Re: Is Glen a Pragmatist?
Posted by
gepr on
URL: http://friam.383.s1.nabble.com/Is-Glen-a-Pragmatist-tp7597725p7597726.html
Yes, I do like that appendage and hadn't read it. Thanks.
I've been accused of Hegelianism more than once, the most stark in a conversation about how to best model the diffusion of innovation, wherein I played the Adversary to an assumption that the concepts of self-organization in physics extend to social systems. But I'm pretty sure I reject (what I infer from) the phrase "self-correcting". I would prefer "sticks close to something" or "fidelity", which may mean make it *sound* like I'm more Piercian than Hegelian. But the truth is I'm agnostic through and through.
I'm a real-life Towlie:
https://youtu.be/1Y_7P9Ce9UcOn 7/9/20 2:02 PM,
[hidden email] wrote:
> I thought Glen might like this:
>
> This Hegelian view is virtually identical with the so-called epistemological fallibilism (more on which later in this essay) that occupied such a prominent position in Peirce's thinking.

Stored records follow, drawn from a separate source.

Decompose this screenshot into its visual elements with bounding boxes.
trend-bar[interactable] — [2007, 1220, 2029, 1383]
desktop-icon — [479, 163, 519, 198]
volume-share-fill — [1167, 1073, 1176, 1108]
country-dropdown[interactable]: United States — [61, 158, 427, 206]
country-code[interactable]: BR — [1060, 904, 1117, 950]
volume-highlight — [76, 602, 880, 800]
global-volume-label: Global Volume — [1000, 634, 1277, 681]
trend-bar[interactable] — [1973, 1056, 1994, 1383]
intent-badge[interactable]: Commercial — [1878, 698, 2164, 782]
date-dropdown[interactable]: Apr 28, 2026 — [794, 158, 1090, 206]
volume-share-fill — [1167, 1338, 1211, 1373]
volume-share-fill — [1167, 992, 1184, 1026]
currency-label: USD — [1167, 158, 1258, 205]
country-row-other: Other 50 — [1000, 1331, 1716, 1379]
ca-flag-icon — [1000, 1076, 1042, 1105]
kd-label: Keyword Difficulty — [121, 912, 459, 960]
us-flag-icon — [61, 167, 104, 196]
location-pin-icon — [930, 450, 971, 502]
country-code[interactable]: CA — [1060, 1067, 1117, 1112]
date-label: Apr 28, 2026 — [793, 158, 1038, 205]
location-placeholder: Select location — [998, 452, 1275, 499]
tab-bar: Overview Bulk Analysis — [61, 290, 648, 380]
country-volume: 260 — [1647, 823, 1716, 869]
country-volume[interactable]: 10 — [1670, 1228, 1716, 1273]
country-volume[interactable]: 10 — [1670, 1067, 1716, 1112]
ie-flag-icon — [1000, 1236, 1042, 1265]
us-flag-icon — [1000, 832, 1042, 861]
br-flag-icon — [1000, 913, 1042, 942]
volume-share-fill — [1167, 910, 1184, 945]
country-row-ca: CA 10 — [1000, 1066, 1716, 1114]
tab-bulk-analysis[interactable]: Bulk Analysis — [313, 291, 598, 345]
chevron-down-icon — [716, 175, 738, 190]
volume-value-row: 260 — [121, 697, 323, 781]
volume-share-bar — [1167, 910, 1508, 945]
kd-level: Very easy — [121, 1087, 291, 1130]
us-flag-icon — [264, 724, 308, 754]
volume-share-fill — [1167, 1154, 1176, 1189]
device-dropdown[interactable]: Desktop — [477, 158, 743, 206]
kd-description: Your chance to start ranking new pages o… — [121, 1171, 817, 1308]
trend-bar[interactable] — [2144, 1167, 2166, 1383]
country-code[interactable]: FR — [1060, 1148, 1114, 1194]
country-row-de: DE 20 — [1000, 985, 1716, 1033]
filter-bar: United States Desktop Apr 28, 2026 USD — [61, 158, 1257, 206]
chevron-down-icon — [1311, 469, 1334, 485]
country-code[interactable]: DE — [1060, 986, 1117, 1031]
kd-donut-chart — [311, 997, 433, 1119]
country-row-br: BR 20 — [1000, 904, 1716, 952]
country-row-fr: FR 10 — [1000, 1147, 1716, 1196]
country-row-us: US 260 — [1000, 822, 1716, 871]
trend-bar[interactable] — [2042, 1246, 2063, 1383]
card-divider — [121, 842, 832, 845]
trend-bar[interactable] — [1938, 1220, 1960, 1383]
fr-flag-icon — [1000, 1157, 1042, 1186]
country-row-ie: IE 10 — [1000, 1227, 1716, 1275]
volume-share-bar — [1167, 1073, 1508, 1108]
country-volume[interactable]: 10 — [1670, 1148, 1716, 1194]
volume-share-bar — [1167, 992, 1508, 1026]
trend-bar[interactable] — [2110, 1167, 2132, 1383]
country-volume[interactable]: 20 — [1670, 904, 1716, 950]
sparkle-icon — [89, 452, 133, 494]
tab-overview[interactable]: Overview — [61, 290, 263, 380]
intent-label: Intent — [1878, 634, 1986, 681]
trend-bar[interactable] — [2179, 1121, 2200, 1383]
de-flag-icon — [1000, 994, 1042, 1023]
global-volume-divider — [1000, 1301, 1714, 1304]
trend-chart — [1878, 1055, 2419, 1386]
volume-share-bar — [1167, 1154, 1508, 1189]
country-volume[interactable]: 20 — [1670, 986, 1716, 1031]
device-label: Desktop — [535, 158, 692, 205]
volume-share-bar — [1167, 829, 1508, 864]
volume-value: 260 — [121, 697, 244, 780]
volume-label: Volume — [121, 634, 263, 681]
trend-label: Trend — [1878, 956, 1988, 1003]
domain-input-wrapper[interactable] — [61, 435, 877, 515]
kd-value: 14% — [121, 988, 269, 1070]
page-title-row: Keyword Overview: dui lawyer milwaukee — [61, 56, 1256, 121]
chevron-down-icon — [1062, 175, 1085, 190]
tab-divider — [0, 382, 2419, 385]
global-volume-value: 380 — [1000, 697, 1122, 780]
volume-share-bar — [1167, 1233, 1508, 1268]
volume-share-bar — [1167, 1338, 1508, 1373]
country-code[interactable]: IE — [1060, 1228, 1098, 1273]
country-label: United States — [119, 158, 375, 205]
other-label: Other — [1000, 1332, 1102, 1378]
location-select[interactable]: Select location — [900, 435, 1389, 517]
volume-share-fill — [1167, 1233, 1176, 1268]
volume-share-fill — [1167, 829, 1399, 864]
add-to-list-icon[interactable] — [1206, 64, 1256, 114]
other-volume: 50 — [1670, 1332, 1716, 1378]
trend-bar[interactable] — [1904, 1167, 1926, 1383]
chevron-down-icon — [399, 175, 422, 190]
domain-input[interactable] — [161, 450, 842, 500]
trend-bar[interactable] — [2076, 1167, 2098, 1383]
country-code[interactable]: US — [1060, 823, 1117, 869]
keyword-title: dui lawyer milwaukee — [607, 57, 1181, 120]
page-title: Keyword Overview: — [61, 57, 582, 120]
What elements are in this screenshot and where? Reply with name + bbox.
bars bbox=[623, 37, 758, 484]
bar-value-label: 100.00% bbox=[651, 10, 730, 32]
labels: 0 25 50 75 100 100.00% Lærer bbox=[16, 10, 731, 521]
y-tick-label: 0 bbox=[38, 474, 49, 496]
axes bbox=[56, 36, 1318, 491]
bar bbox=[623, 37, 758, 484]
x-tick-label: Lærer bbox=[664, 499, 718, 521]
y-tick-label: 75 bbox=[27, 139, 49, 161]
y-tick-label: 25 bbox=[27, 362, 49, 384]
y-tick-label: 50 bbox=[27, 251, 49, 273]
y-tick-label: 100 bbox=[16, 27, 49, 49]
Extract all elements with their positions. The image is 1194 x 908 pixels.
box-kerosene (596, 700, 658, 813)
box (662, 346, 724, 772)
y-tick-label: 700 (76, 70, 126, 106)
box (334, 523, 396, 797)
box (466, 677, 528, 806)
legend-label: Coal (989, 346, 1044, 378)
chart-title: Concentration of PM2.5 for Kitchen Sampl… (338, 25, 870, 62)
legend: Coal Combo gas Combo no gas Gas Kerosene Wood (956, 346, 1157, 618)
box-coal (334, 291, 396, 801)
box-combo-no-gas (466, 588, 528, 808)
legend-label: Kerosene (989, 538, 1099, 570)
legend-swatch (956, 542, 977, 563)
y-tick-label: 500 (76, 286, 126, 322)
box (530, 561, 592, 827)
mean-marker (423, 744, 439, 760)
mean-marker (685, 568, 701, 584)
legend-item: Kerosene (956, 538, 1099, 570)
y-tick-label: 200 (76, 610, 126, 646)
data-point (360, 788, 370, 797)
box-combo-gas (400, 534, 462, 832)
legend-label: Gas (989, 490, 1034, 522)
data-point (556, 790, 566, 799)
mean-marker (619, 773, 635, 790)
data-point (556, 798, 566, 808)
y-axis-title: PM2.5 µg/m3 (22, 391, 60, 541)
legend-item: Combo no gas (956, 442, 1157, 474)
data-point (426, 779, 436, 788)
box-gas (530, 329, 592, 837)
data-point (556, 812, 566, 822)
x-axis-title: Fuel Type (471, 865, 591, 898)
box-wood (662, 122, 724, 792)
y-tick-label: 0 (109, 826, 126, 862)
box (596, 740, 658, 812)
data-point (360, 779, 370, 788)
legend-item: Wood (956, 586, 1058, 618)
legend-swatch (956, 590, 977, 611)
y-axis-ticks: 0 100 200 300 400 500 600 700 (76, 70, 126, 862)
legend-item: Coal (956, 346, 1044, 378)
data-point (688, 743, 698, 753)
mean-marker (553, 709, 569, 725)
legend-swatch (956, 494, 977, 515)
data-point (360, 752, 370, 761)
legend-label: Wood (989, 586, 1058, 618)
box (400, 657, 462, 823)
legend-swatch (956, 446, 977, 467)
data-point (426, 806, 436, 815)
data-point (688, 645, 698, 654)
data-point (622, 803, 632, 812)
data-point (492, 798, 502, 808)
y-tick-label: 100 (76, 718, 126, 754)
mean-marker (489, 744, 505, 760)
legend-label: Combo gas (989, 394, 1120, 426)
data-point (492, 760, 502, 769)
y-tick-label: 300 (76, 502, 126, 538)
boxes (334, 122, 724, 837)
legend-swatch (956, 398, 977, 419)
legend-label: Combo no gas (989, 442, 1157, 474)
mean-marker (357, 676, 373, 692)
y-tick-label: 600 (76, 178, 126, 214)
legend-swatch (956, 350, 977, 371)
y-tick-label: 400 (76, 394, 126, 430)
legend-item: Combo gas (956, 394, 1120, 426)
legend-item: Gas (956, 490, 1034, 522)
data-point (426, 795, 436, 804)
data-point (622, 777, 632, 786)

For Peirce, /every/ intellectual position is open to criticism and further investigation. Thus for both Peirce and Hegel there is /no/ final, fixed intellectual position free from any potential for being revised; and the processes of revision are in the long run self-correcting.
>
> It’s from
https://plato.stanford.edu/entries/peirce/self-contextualization.html>
> Although, come to think of it, he might disagree with the part after the semi-colon; i.e., he might belief that science is a random walk.